Assume that $p$ and $q$ are distinct add primes such that $p-1\mid q-1$. If $\gcd(a,pq)=1$ ,show that: $$a^{q-1} \equiv 1 \pmod{pq}$$
I have tried as follows:
$$a^{q-1} \equiv 1 \pmod{q} \quad \text{and} \quad a^{p-1} \equiv 1 \pmod{p}$$
$$\implies a^{(q-1)(p-1)} \equiv 1 \pmod{q} \quad \text{and} \quad a^{(q-1)(p-1)} \equiv 1 \pmod{p}$$
$$\implies a^{(q-1)(p-1)} \equiv 1 \pmod{pq}$$
But then I am stuck – please help.
Best Answer
Remember that you are told that $p-1$ divides $q-1$. Note that you have not yet used this hypothesis. That suggests that you should really try to use it somehow.

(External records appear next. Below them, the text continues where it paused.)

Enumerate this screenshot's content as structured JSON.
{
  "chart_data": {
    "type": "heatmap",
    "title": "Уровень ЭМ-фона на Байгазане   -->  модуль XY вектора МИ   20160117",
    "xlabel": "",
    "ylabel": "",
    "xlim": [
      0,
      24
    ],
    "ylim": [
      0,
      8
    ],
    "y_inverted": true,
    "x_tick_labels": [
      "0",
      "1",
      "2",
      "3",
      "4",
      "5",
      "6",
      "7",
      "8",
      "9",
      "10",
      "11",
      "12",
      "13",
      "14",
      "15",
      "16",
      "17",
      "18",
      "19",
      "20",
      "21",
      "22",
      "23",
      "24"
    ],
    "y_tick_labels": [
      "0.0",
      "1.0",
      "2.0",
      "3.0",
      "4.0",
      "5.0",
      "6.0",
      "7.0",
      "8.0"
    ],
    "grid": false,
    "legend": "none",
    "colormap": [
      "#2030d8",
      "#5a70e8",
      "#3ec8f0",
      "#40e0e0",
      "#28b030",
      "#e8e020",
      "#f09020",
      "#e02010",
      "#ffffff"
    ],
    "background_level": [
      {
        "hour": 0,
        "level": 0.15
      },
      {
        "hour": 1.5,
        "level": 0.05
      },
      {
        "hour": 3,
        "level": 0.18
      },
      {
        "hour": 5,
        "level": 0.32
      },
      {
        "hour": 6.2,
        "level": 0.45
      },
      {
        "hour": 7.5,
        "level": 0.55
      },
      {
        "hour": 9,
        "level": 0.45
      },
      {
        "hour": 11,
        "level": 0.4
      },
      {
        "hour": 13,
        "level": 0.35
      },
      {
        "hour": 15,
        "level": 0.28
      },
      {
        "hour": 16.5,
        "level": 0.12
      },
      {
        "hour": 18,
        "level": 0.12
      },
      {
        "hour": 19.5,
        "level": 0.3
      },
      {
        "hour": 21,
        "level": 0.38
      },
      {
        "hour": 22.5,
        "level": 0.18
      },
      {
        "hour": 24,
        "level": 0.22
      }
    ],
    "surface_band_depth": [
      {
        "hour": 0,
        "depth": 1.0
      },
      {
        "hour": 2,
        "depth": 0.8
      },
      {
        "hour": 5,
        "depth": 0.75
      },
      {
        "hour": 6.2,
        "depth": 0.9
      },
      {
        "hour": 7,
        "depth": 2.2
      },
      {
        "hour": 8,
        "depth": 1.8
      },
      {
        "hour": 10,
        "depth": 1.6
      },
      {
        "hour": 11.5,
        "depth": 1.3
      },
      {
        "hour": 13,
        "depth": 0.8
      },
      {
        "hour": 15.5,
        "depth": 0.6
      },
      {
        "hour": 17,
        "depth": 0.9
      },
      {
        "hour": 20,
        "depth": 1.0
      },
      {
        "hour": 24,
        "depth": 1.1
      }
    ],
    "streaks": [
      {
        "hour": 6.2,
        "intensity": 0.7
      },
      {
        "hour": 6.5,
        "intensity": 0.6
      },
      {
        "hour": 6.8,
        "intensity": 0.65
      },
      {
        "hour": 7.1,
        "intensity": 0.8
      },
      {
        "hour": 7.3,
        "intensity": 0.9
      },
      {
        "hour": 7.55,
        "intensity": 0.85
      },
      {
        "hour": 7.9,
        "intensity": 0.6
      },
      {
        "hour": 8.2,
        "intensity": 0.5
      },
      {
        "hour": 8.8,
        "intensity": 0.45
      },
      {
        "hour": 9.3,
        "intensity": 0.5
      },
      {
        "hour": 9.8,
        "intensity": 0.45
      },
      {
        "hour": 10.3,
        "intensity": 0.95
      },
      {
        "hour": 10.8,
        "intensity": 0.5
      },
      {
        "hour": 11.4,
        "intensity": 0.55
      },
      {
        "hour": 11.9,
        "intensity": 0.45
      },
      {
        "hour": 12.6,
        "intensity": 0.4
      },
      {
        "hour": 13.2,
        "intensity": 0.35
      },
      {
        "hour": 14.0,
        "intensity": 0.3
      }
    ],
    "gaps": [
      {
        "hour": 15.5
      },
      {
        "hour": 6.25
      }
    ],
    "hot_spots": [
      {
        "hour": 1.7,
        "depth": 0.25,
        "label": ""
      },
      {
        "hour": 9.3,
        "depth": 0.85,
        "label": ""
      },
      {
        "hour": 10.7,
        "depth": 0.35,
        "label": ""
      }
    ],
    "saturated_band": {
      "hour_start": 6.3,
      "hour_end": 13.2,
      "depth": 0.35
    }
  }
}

Since $p-1$ divides $q-1$, then there exists $k$ such that $q-1 = k(p-1)$. That means that, since $a^{p-1}\equiv 1\pmod{p}$, then $$1 \equiv 1^k \equiv (a^{p-1})^k \equiv a^{(p-1)k} = a^{q-1}\pmod{p}.$$
So now you have $a^{q-1}\equiv 1\pmod{q}$ and $a^{q-1}\equiv 1\pmod{p}.$